A questão era pertinente mas, muito embora traduzisse
alguma inquietação, não me contive e, mais uma vez, tive mesmo que lhe dizer a
verdade, toda a verdade:
- Não, claro, como esses que Nosso Senhor fez e que
alguns santos, mesmo sem serem padres, também fizeram, mas milagres muito
maiores, como converter um pequeno naco de pão e um pouco de vinho no próprio
Deus, prodígio que, segundo consta nos Evangelhos, Jesus Cristo só realizou uma
vez antes de subir ao Céu, na última Ceia, mas que nós, os padres, fazemos
diariamente e, às vezes, até mais do que uma vez ao dia, sempre que celebramos
a Eucaristia.
Não voltei a ver aquele rapaz que consciente e
voluntariamente escandalizei, mas não se varreu da minha memória o seu
semblante estupefacto ante a minha resposta, afinal tão óbvia quanto
escrupulosamente exacta.
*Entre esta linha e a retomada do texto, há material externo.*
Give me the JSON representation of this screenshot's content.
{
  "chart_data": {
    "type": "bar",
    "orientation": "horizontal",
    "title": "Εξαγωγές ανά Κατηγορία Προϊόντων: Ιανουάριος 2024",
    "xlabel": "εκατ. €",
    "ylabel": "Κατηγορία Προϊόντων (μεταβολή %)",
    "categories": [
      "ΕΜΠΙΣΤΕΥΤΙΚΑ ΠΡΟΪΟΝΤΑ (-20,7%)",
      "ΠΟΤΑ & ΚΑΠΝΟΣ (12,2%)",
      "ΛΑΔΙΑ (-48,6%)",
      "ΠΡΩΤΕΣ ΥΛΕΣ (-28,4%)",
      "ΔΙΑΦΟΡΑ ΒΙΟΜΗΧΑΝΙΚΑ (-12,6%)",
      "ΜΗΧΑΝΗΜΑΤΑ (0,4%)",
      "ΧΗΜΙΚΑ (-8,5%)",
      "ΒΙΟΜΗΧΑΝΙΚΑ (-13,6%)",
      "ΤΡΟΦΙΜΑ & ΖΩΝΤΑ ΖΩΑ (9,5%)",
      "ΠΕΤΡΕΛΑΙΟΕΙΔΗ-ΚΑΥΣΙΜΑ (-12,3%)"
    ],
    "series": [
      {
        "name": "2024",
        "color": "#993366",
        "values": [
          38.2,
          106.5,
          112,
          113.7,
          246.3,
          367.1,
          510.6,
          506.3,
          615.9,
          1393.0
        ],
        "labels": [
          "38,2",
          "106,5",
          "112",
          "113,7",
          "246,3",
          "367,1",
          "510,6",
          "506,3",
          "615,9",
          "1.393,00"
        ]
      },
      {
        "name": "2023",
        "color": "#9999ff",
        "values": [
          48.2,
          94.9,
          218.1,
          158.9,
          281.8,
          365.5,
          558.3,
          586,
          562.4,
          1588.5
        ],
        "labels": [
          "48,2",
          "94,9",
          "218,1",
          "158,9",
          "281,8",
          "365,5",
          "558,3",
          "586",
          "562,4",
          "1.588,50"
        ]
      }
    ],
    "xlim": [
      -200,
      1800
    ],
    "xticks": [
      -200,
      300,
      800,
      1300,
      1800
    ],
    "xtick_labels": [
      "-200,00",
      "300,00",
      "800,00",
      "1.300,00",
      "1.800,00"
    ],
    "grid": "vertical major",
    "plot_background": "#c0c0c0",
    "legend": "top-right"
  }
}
E, quando alguma vez me assalta a lembrança daquele
diálogo e de novo revejo, espelhado na sua jovem face, o fascínio do mistério,
não posso deixar de reconhecer que essa é, afinal, a única atitude lógica ante
a grandeza do dom sacerdotal.
Também a mim me assusta, confesso, a sublimidade do
meu munus sacerdotal, mas conforta-me no entanto saber que Deus, por
ironia e graça, escolhe habitualmente aqueles que nada são para este ministério,
para que não caiba qualquer dúvida de que os méritos dos seus milagres são
única e exclusivamente d’Ele.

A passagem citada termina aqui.